UMass Boston gerontologists offered legislators two suggestions for state government in the midst of the COVID-19 pandemic: Help researchers better understand what has happened to older adults and get elder Massachusetts residents prepared for a more challenging future.
Gerontology Institute Director Len Fishman, associate professor Elizabeth Dugan and professor Jan Mutchler all appeared individually at a May 15 virtual listening session hosted by the legislature’s Joint Committee on Elder Affairs. They joined a wide range of advocates, policymakers and other members of the public to describe the impact the pandemic has had on older adults and what state government should do to help.
Fishman pointed out that nursing homes already collect large amounts of health information about residents for the federally mandated Minimum Data Set, a standardized assessment document, that could be used in evaluating facility performance. However, he told legislators that more detailed data was needed from nursing homes, where about 60 percent of Massachusetts residents who died from the virus had resided.
He said nursing homes should be required to collect and report a limited amount of additional individual-level information “that would transform our ability to manage the pandemic in nursing homes, starting with basic epidemiology, the prevalence of COVID and the incidence of new cases.” He said other reporting items might include medications given to treat the virus in nursing homes, hospital and emergency department visits, as well as deaths from COVID-19.
Fishman said that information would allow analysts and researchers to answer critical questions, such as which nursing home staffing patterns and care processes are associated with low incidence of COVID-19, how the effects of virus treatments differed between nursing home residents and other populations and which respiratory therapies are most helpful in preventing hospitalization or death.
He said the information could “save hundreds, if not thousands, of lives and avoid untold suffering. But it would require our state government to act in a new and bold way by adopting 21st century data analytics that are the bread and butter of researchers and other analysts in the public and private sectors.”

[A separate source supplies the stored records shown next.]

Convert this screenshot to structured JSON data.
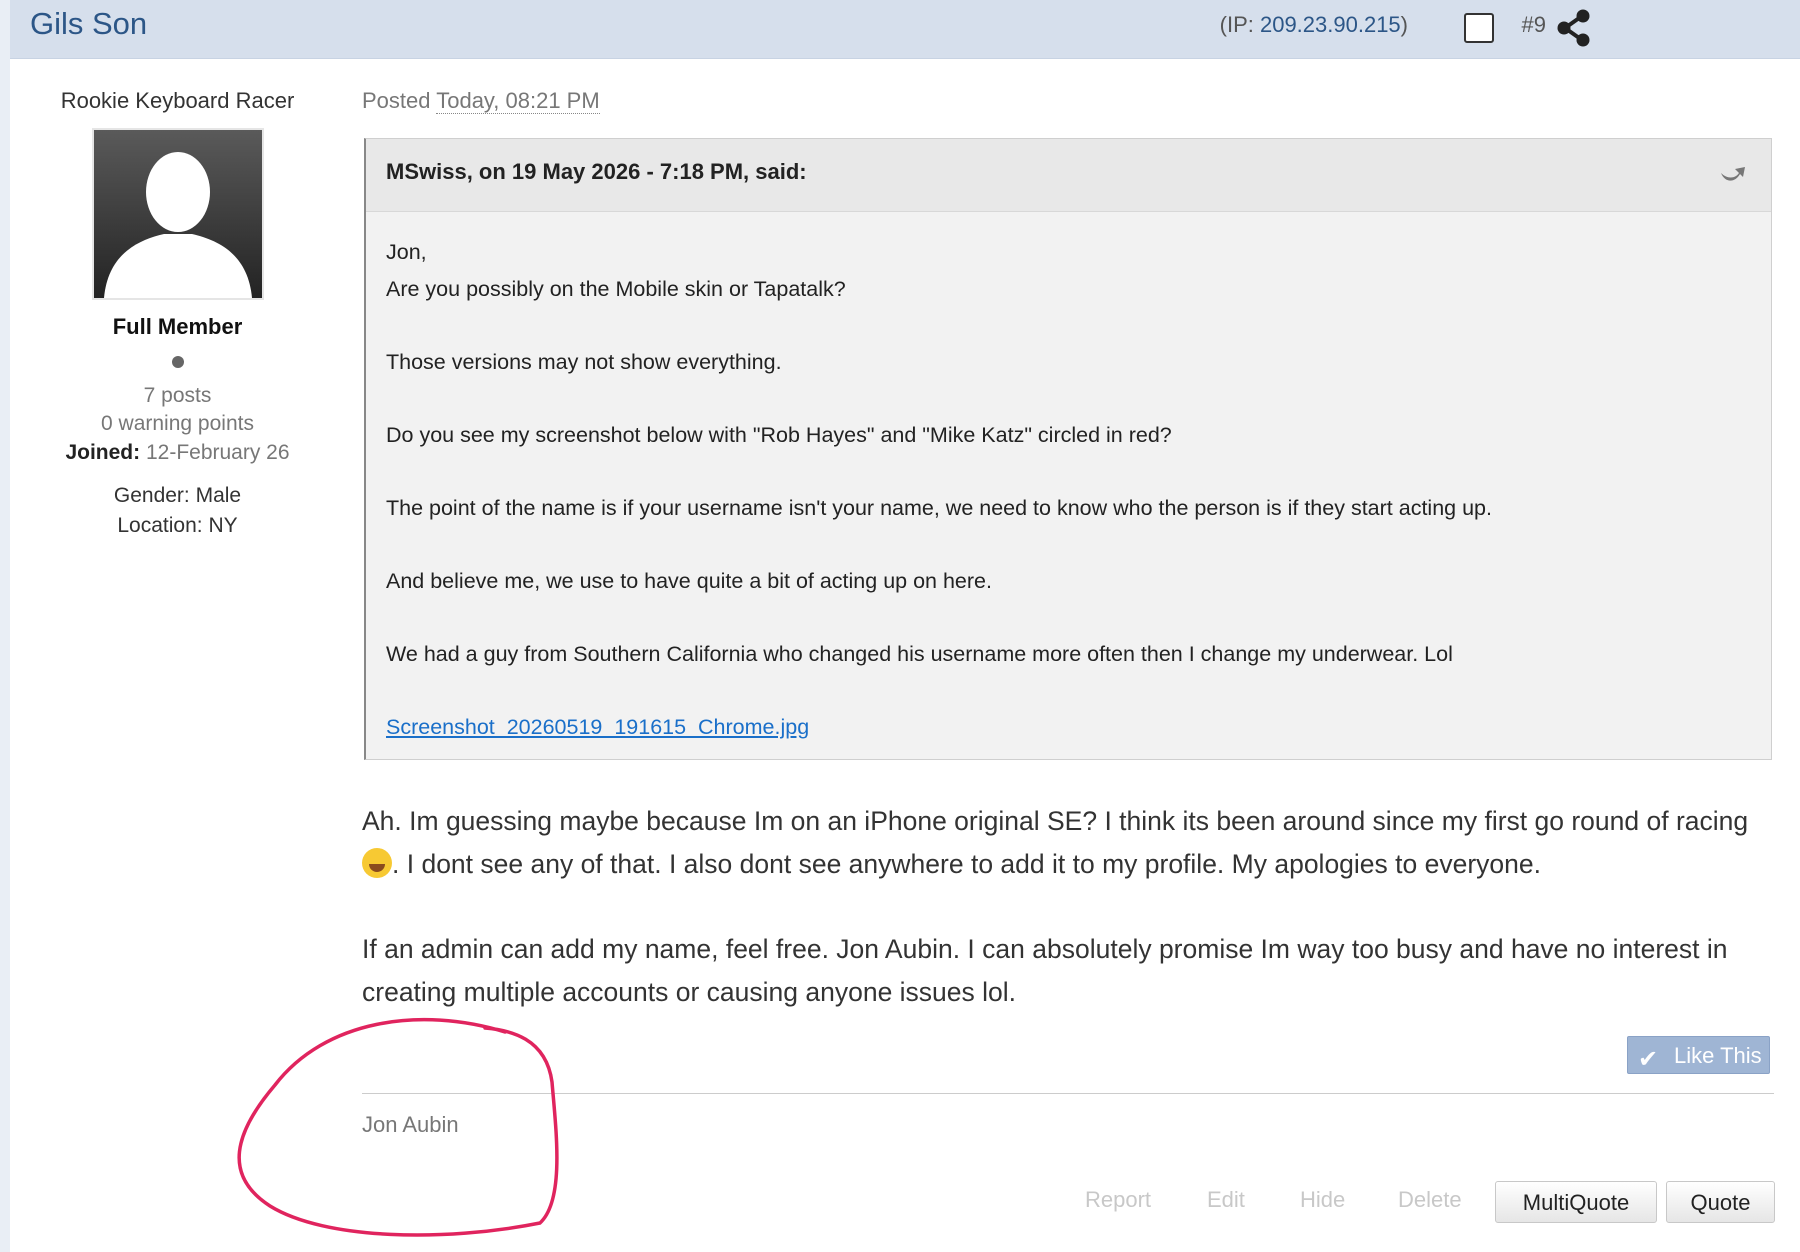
{
  "header": {
    "author": "Gils Son",
    "ip_prefix": "(IP: ",
    "ip": "209.23.90.215",
    "ip_suffix": ")",
    "post_number": "#9",
    "share_icon": "share-icon"
  },
  "sidebar": {
    "rank_title": "Rookie Keyboard Racer",
    "group": "Full Member",
    "posts": "7 posts",
    "warning_points": "0 warning points",
    "joined_label": "Joined:",
    "joined_value": "12-February 26",
    "gender": "Gender: Male",
    "location": "Location: NY"
  },
  "post": {
    "posted_label": "Posted",
    "posted_date": "Today, 08:21 PM"
  },
  "quote": {
    "citation": "MSwiss, on 19 May 2026 - 7:18 PM, said:",
    "line1": "Jon,",
    "line2": "Are you possibly on the Mobile skin or Tapatalk?",
    "line3": "Those versions may not show everything.",
    "line4": "Do you see my screenshot below with \"Rob Hayes\" and \"Mike Katz\" circled in red?",
    "line5": "The point of the name is if your username isn't your name, we need to know who the person is if they start acting up.",
    "line6": "And believe me, we use to have quite a bit of acting up on here.",
    "line7": "We had a guy from Southern California who changed his username more often then I change my underwear. Lol",
    "attachment": "Screenshot_20260519_191615_Chrome.jpg"
  },
  "reply": {
    "para1_a": "Ah. Im guessing maybe because Im on an iPhone original SE? I think its been around since my first go round of racing",
    "para1_b": ". I dont see any of that. I also dont see anywhere to add it to my profile. My apologies to everyone.",
    "para2": "If an admin can add my name, feel free. Jon Aubin. I can absolutely promise Im way too busy and have no interest in creating multiple accounts or causing anyone issues lol."
  },
  "like_label": "Like This",
  "signature": "Jon Aubin",
  "actions": {
    "report": "Report",
    "edit": "Edit",
    "hide": "Hide",
    "delete": "Delete",
    "multiquote": "MultiQuote",
    "quote": "Quote"
  },
  "colors": {
    "header_bg": "#d6dfec",
    "link": "#2c5687",
    "annotation": "#e0245e"
  }
}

Dugan described work she and her UMass Boston research team has done recently to apply their Massachusetts Healthy Aging Data Report to incidence of COVID-19 in the state.
The report is a comprehensive look at 179 health indicators for older Massachusetts residents, producing detailed town-level information about local elders. Dugan and her team have isolated information about conditions that apply commonly to COVID-19 patients — such as lung issues, hypertension and diabetes – in an attempt to identify areas of the state where older residents may remain more vulnerable to the virus.
But Dugan also stressed the need for access to information, particularly detailed data on fatalities, for researchers to be able to provide their best recommendations and guidance to legislators and other policymakers.
“It looks like we’ll be living with the virus for some time and data access can help us adapt to this new reality, and inform smart policy and programs going forward,” said Dugan.
Mutchler noted that older Massachusetts residents were already struggling financially before the outbreak of COVID-19. Almost certainly, their circumstances will become more difficult in the immediate future.
The Elder Index, an online resource tracking the realistic living expenses of older adults in every U.S. county, identifies relatively high costs for elders in Massachusetts. The index, developed by Mutchler’s Center for Social and Demographic Research on Aging, and state income data shows older adults living independently in Massachusetts already faced one of the nation’s highest rates of elder economic insecurity.
Mutchler noted that many elders continued to work in order to make ends meet. About one in every four Massachusetts residents age 65 or older worked last year. Very high unemployment rates, which are already the case, pose particular problems for older adults.
“For them, employment disruption often ends up having permanent consequences,” she said. “In this downturn, with so many people competing for jobs, older workers may have an especially hard time. Additional job loss may occur because of health vulnerability.”
Mutchler recommended state officials take a series of steps to support older residents who may face greater economic insecurity, including:
- making sure people know about existing assistance programs for fuel, food and other necessities.
- taking older people into account in strategies to reopen the economy.
- making sure older people understand long-term implications they face drawing down retirement resources and taking early Social Security benefits.
- strengthening the capacity of local councils on aging and other organizations providing information to residents seeking to bridge the gap between income and living expenses.